Professional Financial Investors, Inc., and specifically, its former president, Lewis I. Wallach, was charged by the Securities and Exchange Commission and consented to the entry of a judgment in connection with operating a $330 million Ponzi Scheme and stealing $26 million from investors. The U.S. Attorney’s Office for the Northern District of California also filed criminal charges arising from the same conduct alleged by the SEC. Securities and Exchange Commission v. Lewis I. Wallach, No. 3:20-cv-06756 (N.D. Cal. filed September 29, 2020)
Wallach and the deceased founder of Professional Financial Investors, Inc. were alleged to have misappropriated more than $26 million from investors as part of a larger Ponzi scheme, in which approximately $330 million was raised from more than 1,300 investors. Many of the defrauded investors were elderly and retired. Investors were told that their money would be used primarily to invest in multi-unit residential and commercial real estate but in fact a substantial portion of the investor funds were used in a Ponzi-like fashion to pay back previous investors or to cover operating losses.
The company is alleged to have falsely told investors that their investments were secure and liquid., and that it was financially secure because it had large cash reserves, lines of credit and the ability to sell properties owned “free and clear.” However, in fact, the company, Professional Financial Investors did not have large or even sufficient reserves to meet its obligations, had no lines of credit, and all properties had outstanding debt.
Professional Financial Investors fraudulently sold investors primarily three types of securities:
(1) Promissory notes or “Straight Notes,” which carried an annual interest rate of 9% to 12%, and where the investors could choose either a monthly cash payment or allow the interest to accrue:
(2) Deed of Trust Notes or DOT Notes, supposedly secured by junior deeds of trust certain real estate which carried an annual interest rate of 6% to 9%, and where investors were to receive monthly interest cash payments; and .
(3) Membership interests or an equity membership interest in an Limited Liability Company that purchased a specific property, and where Professional Financial Investors served as the general manager. Investors received quarterly distributions that on average provided for an annual return of 6% to 9%.
Investors were told that the interest payments and equity distributions for all of the securities offered and sold by Professional Financial Investors were to be made based on the income generated by the management of the underlying real property
In reality, a substantial portion of investor funds were used in a Ponzi-like fashion to pay back previous investors or to cover operating losses at PFI and PISF. Wallach is alleged to have stolen the more than $26 million directly from bank accounts over which he had control and wired over $3 million from company bank accounts to financial accounts controlled by him or his wife In addition, over $2.6 million in investor funds were allegedly misappropriated by Wallach to pay his personal credit card charges, including for items such as extravagant vacations, luxury cars and private school tuition.

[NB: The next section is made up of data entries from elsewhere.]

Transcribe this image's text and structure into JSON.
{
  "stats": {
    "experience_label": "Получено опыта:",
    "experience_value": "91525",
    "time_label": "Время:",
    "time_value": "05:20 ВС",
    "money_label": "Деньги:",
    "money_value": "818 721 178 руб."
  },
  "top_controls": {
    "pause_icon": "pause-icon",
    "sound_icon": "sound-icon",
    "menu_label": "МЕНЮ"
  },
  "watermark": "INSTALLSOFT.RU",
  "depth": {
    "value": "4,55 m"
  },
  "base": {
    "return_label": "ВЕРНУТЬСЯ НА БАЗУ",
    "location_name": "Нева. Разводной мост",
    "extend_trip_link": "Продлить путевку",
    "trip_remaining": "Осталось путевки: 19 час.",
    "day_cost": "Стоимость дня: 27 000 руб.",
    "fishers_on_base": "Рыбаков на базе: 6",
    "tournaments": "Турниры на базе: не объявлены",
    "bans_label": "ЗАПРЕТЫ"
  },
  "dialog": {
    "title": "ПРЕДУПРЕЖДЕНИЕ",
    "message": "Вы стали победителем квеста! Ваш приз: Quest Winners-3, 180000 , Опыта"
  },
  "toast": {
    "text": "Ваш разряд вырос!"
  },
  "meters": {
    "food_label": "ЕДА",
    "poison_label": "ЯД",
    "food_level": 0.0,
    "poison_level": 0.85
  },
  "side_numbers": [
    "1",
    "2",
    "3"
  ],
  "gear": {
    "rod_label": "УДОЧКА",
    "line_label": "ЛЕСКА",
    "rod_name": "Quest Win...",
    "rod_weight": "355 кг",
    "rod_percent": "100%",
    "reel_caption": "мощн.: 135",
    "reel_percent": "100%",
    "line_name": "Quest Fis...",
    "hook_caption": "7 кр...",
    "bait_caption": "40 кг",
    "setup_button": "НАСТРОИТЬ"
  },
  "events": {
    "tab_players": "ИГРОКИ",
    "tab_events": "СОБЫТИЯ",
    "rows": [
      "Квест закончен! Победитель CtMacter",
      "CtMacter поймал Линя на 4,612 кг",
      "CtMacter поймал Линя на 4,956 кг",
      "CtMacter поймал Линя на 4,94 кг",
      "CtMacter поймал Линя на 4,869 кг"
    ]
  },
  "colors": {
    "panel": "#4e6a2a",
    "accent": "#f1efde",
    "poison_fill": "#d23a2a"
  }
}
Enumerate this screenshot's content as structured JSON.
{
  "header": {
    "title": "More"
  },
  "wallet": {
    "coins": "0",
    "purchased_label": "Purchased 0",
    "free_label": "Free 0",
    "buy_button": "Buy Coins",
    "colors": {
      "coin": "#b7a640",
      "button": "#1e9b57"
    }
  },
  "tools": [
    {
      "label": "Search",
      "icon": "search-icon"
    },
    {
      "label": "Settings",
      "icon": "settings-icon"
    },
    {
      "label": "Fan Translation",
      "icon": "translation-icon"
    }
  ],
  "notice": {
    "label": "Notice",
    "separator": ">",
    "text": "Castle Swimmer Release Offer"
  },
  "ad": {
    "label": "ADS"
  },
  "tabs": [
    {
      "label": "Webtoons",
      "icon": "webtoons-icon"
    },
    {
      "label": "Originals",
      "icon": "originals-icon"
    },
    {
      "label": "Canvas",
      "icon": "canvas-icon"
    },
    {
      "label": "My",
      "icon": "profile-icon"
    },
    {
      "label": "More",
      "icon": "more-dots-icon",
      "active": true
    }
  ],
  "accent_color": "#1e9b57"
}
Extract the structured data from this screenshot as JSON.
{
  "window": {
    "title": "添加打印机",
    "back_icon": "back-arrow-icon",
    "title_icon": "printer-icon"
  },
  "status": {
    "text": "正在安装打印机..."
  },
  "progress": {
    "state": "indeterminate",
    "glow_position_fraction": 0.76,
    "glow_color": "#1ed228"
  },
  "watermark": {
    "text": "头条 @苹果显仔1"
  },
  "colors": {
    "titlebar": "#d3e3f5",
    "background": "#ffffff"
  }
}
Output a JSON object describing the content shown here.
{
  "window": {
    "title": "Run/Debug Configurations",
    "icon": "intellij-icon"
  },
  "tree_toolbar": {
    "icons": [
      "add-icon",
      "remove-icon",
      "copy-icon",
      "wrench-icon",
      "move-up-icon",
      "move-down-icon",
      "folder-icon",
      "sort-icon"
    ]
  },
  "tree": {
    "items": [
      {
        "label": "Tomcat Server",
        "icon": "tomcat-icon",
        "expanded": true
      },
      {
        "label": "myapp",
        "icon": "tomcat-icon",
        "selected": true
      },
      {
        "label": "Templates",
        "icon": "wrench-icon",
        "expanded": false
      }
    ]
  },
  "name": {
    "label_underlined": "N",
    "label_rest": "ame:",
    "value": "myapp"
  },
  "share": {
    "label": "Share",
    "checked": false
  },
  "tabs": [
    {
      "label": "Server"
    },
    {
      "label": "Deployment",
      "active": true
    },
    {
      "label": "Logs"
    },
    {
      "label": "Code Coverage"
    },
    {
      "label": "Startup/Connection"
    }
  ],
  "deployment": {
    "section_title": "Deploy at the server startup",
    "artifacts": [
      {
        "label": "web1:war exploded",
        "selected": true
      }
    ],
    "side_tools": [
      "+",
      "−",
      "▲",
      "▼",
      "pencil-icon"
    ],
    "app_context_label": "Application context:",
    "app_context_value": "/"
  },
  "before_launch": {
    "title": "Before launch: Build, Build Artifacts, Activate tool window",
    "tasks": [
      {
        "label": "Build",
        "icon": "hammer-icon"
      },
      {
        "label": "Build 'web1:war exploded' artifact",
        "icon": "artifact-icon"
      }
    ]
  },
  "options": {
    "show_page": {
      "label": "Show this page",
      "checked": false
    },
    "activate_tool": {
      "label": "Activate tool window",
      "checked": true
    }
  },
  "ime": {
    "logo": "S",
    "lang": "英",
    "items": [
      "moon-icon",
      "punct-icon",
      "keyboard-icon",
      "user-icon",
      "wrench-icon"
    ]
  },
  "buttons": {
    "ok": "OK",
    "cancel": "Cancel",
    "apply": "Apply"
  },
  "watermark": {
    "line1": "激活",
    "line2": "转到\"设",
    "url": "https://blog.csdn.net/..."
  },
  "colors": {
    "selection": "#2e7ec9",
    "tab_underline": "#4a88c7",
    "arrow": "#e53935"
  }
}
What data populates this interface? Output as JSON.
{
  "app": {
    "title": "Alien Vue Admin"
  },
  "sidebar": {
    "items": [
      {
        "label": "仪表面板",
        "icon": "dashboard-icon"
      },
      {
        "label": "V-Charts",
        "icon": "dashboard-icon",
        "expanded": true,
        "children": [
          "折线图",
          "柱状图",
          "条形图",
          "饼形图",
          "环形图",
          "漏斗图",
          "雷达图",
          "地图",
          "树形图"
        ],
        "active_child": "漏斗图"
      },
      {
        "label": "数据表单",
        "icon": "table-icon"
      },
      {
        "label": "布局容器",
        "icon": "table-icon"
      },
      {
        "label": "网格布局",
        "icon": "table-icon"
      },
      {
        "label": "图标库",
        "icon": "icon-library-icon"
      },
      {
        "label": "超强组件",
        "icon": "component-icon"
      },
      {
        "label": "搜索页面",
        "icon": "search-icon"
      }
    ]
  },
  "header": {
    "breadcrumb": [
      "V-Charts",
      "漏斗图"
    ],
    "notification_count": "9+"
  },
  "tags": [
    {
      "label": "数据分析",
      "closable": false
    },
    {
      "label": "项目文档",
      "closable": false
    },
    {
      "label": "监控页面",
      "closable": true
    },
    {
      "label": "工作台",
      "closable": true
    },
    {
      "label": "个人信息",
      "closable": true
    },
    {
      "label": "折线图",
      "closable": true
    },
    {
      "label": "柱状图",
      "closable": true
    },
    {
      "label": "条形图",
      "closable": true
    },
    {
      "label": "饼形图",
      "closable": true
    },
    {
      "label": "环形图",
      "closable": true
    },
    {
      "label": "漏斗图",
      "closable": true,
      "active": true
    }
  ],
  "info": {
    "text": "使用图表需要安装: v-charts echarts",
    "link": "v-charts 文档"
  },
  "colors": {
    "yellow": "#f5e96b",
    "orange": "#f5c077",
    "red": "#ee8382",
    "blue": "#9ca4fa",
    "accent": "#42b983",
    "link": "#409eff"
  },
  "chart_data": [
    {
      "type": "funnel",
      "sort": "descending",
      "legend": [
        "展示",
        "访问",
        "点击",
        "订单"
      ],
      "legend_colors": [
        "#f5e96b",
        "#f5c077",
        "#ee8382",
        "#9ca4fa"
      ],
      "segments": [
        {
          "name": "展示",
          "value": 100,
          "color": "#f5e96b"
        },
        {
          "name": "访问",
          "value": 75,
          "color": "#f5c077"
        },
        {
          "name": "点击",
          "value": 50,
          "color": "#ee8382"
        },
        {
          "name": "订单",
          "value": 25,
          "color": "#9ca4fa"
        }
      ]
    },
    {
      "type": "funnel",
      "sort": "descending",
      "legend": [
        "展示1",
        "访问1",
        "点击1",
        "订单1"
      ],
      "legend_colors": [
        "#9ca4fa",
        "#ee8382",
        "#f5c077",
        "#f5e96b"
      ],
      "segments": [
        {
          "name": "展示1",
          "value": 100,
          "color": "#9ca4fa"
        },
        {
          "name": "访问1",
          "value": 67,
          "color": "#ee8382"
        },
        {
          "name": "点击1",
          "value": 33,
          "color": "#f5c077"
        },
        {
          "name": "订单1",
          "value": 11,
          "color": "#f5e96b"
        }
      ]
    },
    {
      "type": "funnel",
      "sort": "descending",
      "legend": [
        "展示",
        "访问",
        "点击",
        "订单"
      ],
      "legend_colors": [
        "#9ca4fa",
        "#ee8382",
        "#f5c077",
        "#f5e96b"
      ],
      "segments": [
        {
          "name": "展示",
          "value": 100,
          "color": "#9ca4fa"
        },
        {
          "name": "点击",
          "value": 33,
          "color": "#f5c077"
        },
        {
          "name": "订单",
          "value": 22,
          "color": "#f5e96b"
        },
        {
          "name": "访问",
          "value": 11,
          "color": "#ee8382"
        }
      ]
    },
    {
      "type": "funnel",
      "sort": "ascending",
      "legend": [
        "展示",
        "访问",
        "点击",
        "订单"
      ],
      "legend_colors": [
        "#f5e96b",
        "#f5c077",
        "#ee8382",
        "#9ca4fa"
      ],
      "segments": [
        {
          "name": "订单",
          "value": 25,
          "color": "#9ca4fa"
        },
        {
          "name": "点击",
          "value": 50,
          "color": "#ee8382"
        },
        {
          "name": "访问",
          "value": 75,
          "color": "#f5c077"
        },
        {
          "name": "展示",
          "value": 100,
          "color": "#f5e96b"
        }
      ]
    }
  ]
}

The fraudulent scheme began to unravel shortly after the death of the companies’ founder on May 6, 2020, when a review of the company’s financial records revealed questions about the solvency and historical operations the companies. On July 16, 2020, a investors filed an involuntary Chapter 11 bankruptcy petition in Bankruptcy Court for the Northern District of California.
Wallach consented to entry of a judgment ordering a permanent injunction and an officer-and-director bar, with civil penalties, disgorgement, and prejudgment interest to be determined by the court at a later date upon motion by the SEC. The proposed judgment is subject to court approval.
Victims of the Professional Financial Investors Ponzi scheme should consult with qualified counsel to determine their rights and obligations, including whether they may have any claims against stockbroker or investment professional facilitating or recommending the purchase of these securities.
Investors should also be aware that securities class action claims are often the only, and the most efficient way for investors to recover damages for injured investors against responsible third parties, particularly in Ponzi scheme-like cases.
Legal fees in these cases are contingent in these cases, which absent any statutory fee provision for fees are common fund cases, where legal fees and costs are awarded, or approved by the Court, together with expenses.